1. What I wanted was to build a fleet of skirantras, assailants, and carriers so I could jump in, kite whatever defenses were there and use the fleet as a long range standoff weapon. I started with the cap as the main ship, engage the grav well, and manuever tight.
What I got was caps rushing up ahead of assailants, carriers not budging once they jumped in, and sc that needed to be remicroed every time they killed their target. I fiddled with the engage range and manuever, but it was never better and often worse.
Am I misunderstanding what this is for? did I go about this the exact wrong way?
This actually sounds like a proper fleet wasn't formed. Here's how fleets and its related settings work:
- When you create a fleet, all ships are put in formation. Close range frigates in front (Cobalts, Kodiaks as TEC), anti-fighter/scouts in the middle, and long range/supports/carriers in the back. Capital ships also have these roles, so a Kol will be up with the cobalts/kodiaks, while a Sova or Akkan will always hang in the back.
- For that reason, battleship types make the best fleet leaders since ships form up behind them. You can also control which ship is made the fleet leader before forming the fleet by using tab to cycle through your selection to set the "primary" ship (the one with the whitest selection circle).
- In a fleet, ships will never be left behind, they'll always try to fall back into formation.
- The "Cohesion" setting for the fleet determines how tight or loose the formation is. A tight formation will see ships return to it after a short distance away, and a loose setting will allow them to chase/get targets a bit more liberally.
- Cohesion still works with the engagement range settings (Grav well/local area/hold position). Think of it this way: engagement range determines which targets are valid for auto-attack, and cohesion determines how far the ship can move from the formation to attack it. So a ship set to Grav well engagement can pick any target in the grav well to attack, but if it's in a fleet, its cohesion setting will prevent it from leaving formation to chase it. On the flip side, a ship set to Hold Position will never leave formation because it only attacks whatever is in range of its guns. Ultimately, the grav well engagement range only matters for the fleet leader, because for the fleet member ships the formation will not allow them to chase across the grav well anyway, so they'll pick local targets.
So, for example, you can set your fleet leader to Grav Well, and the rest of the ships to Hold Position. As long as you don't give the member ships manual orders (which override all auto-settings until the manual orders are executed), the fleet leader will lead the fleet to any target in the grav well, but the followers will never leave formation to attack randomly once they stop.
So:
In the first instance, if I set an LRM as the fleet and everyone else hold position and tight (I found that in another post) would everybody move to the firing distance of the assailant and then attack what's in range? Then I only need to micro the sc, right?
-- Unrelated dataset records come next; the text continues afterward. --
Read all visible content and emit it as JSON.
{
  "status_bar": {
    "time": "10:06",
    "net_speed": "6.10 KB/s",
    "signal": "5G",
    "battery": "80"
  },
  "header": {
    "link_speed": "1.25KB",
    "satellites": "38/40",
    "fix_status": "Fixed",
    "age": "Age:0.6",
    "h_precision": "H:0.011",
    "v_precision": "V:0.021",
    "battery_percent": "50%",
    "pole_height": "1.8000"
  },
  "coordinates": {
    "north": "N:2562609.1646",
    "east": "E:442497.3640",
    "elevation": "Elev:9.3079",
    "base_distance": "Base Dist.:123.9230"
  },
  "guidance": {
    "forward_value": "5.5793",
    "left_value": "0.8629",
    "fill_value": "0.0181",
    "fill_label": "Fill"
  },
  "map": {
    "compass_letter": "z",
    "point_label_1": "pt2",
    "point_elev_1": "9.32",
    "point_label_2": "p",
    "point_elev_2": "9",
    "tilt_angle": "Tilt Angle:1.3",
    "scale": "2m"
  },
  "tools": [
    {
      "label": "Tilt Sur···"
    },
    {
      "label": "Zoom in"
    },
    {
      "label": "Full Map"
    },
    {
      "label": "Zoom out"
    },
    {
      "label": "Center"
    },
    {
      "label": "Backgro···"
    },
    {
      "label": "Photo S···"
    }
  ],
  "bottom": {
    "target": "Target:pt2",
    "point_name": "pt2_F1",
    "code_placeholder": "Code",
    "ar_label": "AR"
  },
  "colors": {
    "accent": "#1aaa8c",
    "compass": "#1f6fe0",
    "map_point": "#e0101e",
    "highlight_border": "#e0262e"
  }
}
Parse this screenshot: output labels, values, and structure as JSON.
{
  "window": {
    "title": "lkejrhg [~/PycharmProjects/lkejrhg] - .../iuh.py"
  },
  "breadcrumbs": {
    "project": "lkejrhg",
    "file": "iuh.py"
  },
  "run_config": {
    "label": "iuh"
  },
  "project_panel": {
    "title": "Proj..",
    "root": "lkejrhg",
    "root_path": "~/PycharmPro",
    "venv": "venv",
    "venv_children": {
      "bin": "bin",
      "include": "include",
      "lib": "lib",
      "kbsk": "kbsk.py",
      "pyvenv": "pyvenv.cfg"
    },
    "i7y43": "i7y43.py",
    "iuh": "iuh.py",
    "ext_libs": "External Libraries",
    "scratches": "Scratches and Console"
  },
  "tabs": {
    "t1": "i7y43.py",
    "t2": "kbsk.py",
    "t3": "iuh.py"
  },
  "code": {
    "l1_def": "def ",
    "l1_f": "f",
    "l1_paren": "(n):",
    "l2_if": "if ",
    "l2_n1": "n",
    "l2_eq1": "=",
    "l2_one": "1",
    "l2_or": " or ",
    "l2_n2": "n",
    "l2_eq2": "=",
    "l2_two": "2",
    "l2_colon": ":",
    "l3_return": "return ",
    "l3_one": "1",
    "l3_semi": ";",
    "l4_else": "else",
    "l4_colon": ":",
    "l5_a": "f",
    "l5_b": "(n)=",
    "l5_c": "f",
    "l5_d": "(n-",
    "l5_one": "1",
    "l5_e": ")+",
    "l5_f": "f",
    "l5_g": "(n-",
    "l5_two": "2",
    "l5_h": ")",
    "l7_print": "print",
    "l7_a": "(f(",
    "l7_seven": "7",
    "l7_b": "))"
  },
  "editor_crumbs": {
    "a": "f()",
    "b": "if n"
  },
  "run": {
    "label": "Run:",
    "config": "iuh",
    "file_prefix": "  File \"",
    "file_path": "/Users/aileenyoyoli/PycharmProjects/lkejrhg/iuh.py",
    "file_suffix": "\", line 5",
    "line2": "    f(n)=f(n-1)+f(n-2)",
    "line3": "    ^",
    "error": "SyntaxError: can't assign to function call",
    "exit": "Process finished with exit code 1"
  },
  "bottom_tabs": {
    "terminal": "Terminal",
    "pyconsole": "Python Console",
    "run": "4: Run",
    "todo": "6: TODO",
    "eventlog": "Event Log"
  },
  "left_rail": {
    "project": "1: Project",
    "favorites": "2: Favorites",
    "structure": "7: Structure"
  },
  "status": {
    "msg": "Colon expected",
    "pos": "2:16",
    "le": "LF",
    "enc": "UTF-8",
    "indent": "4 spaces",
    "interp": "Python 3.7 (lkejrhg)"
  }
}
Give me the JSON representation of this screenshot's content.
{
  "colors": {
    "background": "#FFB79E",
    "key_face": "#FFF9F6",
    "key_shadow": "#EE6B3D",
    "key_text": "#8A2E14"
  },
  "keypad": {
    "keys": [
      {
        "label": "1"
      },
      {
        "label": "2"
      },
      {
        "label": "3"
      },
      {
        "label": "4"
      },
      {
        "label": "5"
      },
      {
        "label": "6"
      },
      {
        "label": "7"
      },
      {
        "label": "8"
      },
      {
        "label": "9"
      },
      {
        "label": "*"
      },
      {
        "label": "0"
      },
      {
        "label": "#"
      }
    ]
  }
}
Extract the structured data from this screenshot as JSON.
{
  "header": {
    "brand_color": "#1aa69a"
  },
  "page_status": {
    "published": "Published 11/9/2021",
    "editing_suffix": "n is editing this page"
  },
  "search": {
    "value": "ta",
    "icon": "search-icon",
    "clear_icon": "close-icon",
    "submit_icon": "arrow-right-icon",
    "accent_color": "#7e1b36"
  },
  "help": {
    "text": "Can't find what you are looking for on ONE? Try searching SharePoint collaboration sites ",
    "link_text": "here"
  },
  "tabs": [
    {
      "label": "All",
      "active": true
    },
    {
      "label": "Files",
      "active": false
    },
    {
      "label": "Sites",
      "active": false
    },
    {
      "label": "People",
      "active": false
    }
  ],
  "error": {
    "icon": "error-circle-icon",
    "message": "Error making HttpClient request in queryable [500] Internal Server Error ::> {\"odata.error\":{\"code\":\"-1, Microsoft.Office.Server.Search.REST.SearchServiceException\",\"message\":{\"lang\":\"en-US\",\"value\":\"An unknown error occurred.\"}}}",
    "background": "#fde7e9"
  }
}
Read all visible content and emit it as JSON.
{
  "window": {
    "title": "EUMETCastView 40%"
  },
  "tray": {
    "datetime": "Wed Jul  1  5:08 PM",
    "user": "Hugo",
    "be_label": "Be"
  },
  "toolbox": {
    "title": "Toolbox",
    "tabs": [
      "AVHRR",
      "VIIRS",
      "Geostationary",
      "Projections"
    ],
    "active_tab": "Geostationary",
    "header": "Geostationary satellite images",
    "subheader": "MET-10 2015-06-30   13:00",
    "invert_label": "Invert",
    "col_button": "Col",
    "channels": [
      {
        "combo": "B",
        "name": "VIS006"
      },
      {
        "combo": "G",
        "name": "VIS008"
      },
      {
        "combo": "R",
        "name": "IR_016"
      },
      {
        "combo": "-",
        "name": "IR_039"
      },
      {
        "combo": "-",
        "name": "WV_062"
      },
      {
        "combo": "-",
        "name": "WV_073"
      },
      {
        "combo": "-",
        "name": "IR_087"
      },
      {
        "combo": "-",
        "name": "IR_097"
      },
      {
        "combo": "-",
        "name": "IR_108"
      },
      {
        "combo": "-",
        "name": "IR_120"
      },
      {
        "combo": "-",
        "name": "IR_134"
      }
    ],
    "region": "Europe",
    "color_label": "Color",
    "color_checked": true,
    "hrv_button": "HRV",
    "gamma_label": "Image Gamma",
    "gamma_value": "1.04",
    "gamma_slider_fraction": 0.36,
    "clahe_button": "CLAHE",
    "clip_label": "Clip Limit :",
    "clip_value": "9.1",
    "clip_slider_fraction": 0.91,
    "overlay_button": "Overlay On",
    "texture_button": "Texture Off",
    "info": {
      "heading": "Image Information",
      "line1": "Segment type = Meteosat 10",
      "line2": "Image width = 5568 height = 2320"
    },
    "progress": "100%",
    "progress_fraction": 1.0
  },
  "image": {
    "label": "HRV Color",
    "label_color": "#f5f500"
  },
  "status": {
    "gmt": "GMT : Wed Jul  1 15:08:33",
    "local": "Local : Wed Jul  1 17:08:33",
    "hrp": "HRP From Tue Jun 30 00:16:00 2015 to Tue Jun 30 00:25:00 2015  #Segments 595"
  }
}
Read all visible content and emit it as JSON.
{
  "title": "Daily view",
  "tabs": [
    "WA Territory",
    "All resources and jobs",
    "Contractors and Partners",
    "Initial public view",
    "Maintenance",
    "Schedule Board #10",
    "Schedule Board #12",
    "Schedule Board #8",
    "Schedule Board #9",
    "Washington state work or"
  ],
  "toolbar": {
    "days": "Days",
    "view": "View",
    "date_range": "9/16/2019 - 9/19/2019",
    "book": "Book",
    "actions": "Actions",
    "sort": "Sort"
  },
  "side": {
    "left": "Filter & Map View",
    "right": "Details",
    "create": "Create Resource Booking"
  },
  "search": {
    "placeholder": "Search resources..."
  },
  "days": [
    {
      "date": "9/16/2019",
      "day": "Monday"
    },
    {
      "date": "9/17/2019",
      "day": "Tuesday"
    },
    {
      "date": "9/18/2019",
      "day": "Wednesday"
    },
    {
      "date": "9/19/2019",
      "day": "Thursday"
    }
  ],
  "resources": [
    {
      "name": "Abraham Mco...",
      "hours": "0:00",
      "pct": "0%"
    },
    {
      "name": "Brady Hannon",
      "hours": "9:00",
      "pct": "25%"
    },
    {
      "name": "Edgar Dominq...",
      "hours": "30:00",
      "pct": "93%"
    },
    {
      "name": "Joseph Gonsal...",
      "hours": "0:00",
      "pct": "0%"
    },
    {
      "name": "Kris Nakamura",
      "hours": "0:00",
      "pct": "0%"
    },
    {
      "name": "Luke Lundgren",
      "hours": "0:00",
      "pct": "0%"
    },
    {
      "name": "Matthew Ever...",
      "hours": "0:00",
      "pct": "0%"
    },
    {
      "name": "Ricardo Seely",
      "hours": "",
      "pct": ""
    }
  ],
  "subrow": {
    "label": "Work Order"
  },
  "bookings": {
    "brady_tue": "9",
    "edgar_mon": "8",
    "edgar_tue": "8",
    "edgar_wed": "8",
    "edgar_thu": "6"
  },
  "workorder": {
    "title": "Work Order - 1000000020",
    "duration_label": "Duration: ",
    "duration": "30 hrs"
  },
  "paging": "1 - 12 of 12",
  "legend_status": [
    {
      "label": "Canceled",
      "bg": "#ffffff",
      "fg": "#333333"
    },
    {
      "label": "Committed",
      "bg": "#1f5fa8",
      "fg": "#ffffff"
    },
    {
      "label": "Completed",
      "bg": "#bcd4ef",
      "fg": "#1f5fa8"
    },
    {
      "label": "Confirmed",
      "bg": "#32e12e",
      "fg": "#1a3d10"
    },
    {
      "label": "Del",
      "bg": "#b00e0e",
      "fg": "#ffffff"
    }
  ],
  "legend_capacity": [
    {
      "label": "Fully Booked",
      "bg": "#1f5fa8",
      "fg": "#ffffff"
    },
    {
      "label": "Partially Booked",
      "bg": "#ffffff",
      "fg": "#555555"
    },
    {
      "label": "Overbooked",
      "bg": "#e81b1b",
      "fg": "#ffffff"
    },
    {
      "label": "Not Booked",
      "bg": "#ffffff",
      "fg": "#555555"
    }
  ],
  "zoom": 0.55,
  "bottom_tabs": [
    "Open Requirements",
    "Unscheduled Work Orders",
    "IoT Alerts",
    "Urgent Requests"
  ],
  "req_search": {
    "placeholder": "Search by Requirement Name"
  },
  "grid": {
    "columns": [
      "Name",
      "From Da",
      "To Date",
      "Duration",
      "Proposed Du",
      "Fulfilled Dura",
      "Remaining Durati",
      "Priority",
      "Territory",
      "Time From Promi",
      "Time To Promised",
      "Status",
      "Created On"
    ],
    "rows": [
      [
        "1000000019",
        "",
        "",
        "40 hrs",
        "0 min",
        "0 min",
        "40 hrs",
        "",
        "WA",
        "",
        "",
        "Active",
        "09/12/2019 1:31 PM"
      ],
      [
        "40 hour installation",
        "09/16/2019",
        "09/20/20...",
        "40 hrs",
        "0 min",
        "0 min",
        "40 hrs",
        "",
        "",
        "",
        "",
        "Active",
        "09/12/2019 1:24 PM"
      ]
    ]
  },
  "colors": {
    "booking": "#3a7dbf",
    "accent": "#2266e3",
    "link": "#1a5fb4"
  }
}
This is basically correct, though with Hold Position the cohesion setting doesn't matter since the ships don't move at all. Cohesion mostly matters on Local Area/Grav Well settings, since it just determines how far ships can stray on their own. If they try to go too far, they'll cancel attack and fall back.
2. I tried to make a fleet with two different kinds of cap ships in it. I had one kortul, one antorak, flak, hc, lf, and support. The antorak was higher leveled, and everytime i selected all the ships to group them in a fleet, it always selected the antorak (which does a piss poor job of blasting into the fray as hard as possible). If selected the antorak to leave the fleet, instead of defaulting to the kortul, it would randomly pick one of the hc's or lf's, and that made even less sense.
I sort of touched on this already above, but basically yeah, just use shift to make the Kortul the primary selection before forming the fleet. Once the fleet is made the only way to change the leader is to reform with the leader you want (which also cancels any waypoints set to that fleet).